En France, une famille sur qua­tre est mono­parentale. Dans 84% des cas, ce sont les mères céli­bataires qui assu­ment seules la respon­s­abil­ité d’élever les enfants. Com­ment ces mères dites céli­bataires parvi­en­nent-elles  mal­gré tout à faire famille ?
Publié le 08/08/2022

Modifié le 16/01/2025

Mères célibataires : envers et contre tous La Déferlante 7
Alexa Brunet

Retrou­vez cet arti­cle dans la revue papi­er La Défer­lante n°7 Réin­ven­ter la famille (sep­tem­bre 2022).

« Aujourd’hui, je sors », annonce Flo­rence Roux¹. Élancée, elle a mis du ver­nis à ongles rouge vif et porte un T‑shirt som­bre dis­crète­ment pail­leté.

Une voi­sine l’a invitée à une soirée pael­la. Vingt euros la par­tic­i­pa­tion. Céli­bataire et mère de cinq enfants, âgés de 19 à 35 ans, qu’elle a élevés seule pen­dant quinze ans, elle a longue­ment hésité, plutôt habituée à rester chez elle.

Flo­rence a 56 ans, elle vit au Puy-en-Velay (Haute-Loire) et alterne chantiers d’insertion, tra­vail en cen­tres d’appels et revenu de sol­i­dar­ité active (RSA). Elle touche actuelle­ment le RSA majoré. Cette allo­ca­tion est ver­sée à la mère ou au père qui assume seul·e la charge d’un·e enfant ou de plusieurs. En avril 2022, un «par­ent isolé² » avec un·e seul·e enfant touche un mon­tant max­i­mum de 985,39 euros. Pour un père ou une mère avec qua­tre enfants, ce sont 1 724,41 euros max­i­mum, selon les barèmes appliqués par la CAF. «

C’est dis­crim­i­na­toire d’avoir d’aussi petits revenus, explique Flo­rence. Nor­male­ment, quand on voit d’autres familles, on dis­cute des pro­jets qu’on a. Mais nous, on n’a pas de pro­jets, on vit au jour le jour. On est tou­jours en train de compter. » La vie de famille s’en ressent: elle n’a pas emmené ses enfants en vacances depuis plusieurs années, souf­fre de ne pas encore avoir payé l’enterrement de sa mère, décédée il y a sept mois, se rap­pelle son fils revenu de l’école pri­maire en pleurs parce qu’un cama­rade de classe lui avait dit: « Tu ne vas pas à la can­tine parce que tu es trop pau­vre. »

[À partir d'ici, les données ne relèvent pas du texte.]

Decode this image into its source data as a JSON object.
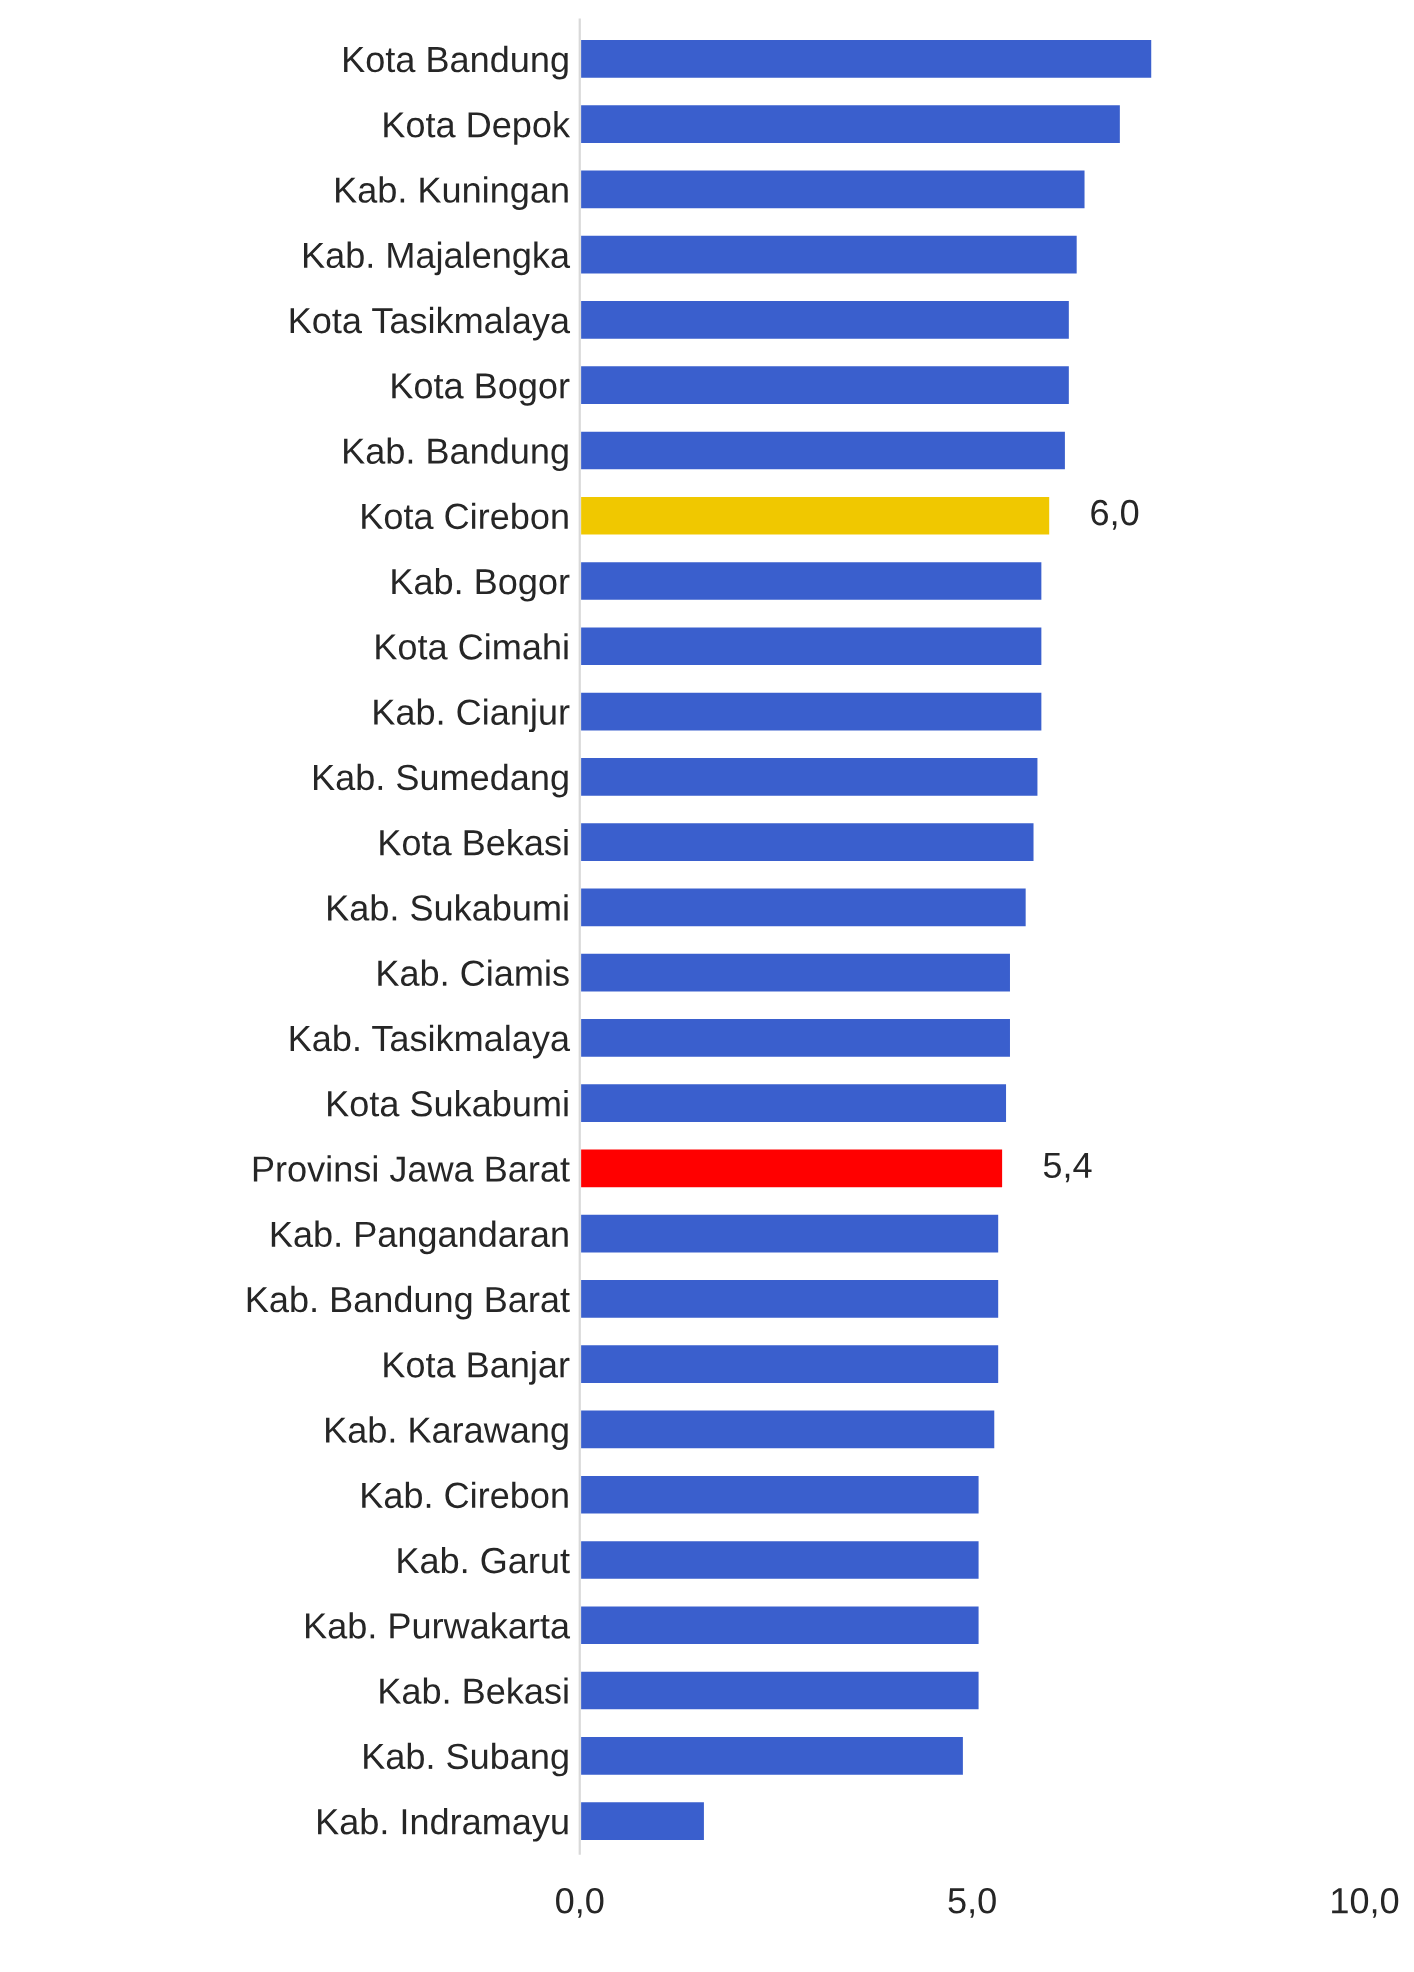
{
  "chart_data": {
    "type": "bar",
    "orientation": "horizontal",
    "categories": [
      "Kota Bandung",
      "Kota Depok",
      "Kab. Kuningan",
      "Kab. Majalengka",
      "Kota Tasikmalaya",
      "Kota Bogor",
      "Kab. Bandung",
      "Kota Cirebon",
      "Kab. Bogor",
      "Kota Cimahi",
      "Kab. Cianjur",
      "Kab. Sumedang",
      "Kota Bekasi",
      "Kab. Sukabumi",
      "Kab. Ciamis",
      "Kab. Tasikmalaya",
      "Kota Sukabumi",
      "Provinsi Jawa Barat",
      "Kab. Pangandaran",
      "Kab. Bandung Barat",
      "Kota Banjar",
      "Kab. Karawang",
      "Kab. Cirebon",
      "Kab. Garut",
      "Kab. Purwakarta",
      "Kab. Bekasi",
      "Kab. Subang",
      "Kab. Indramayu"
    ],
    "values": [
      7.3,
      6.9,
      6.45,
      6.35,
      6.25,
      6.25,
      6.2,
      6.0,
      5.9,
      5.9,
      5.9,
      5.85,
      5.8,
      5.7,
      5.5,
      5.5,
      5.45,
      5.4,
      5.35,
      5.35,
      5.35,
      5.3,
      5.1,
      5.1,
      5.1,
      5.1,
      4.9,
      1.6
    ],
    "colors": [
      "#3a5fcd",
      "#3a5fcd",
      "#3a5fcd",
      "#3a5fcd",
      "#3a5fcd",
      "#3a5fcd",
      "#3a5fcd",
      "#f0c800",
      "#3a5fcd",
      "#3a5fcd",
      "#3a5fcd",
      "#3a5fcd",
      "#3a5fcd",
      "#3a5fcd",
      "#3a5fcd",
      "#3a5fcd",
      "#3a5fcd",
      "#ff0000",
      "#3a5fcd",
      "#3a5fcd",
      "#3a5fcd",
      "#3a5fcd",
      "#3a5fcd",
      "#3a5fcd",
      "#3a5fcd",
      "#3a5fcd",
      "#3a5fcd",
      "#3a5fcd"
    ],
    "value_labels": [
      null,
      null,
      null,
      null,
      null,
      null,
      null,
      "6,0",
      null,
      null,
      null,
      null,
      null,
      null,
      null,
      null,
      null,
      "5,4",
      null,
      null,
      null,
      null,
      null,
      null,
      null,
      null,
      null,
      null
    ],
    "xlim": [
      0,
      10
    ],
    "xticks": [
      {
        "value": 0,
        "label": "0,0"
      },
      {
        "value": 5,
        "label": "5,0"
      },
      {
        "value": 10,
        "label": "10,0"
      }
    ],
    "grid": false,
    "legend": false
  }
}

Flo­rence Roux racon­te les « rap­ports soci­aux qui se déli­tent », les invi­ta­tions qu’elle a dû refuser faute de pou­voir apporter un bou­quet de fleurs. Sa san­té pâtit aus­si de cette « vie de pri­va­tion et d’humiliation » : elle souf­fre de régulières crises d’angoisse. « Je ren­tre dans ma coquille quand je ressens un dan­ger », dit-elle en se com­para­nt à une tortue.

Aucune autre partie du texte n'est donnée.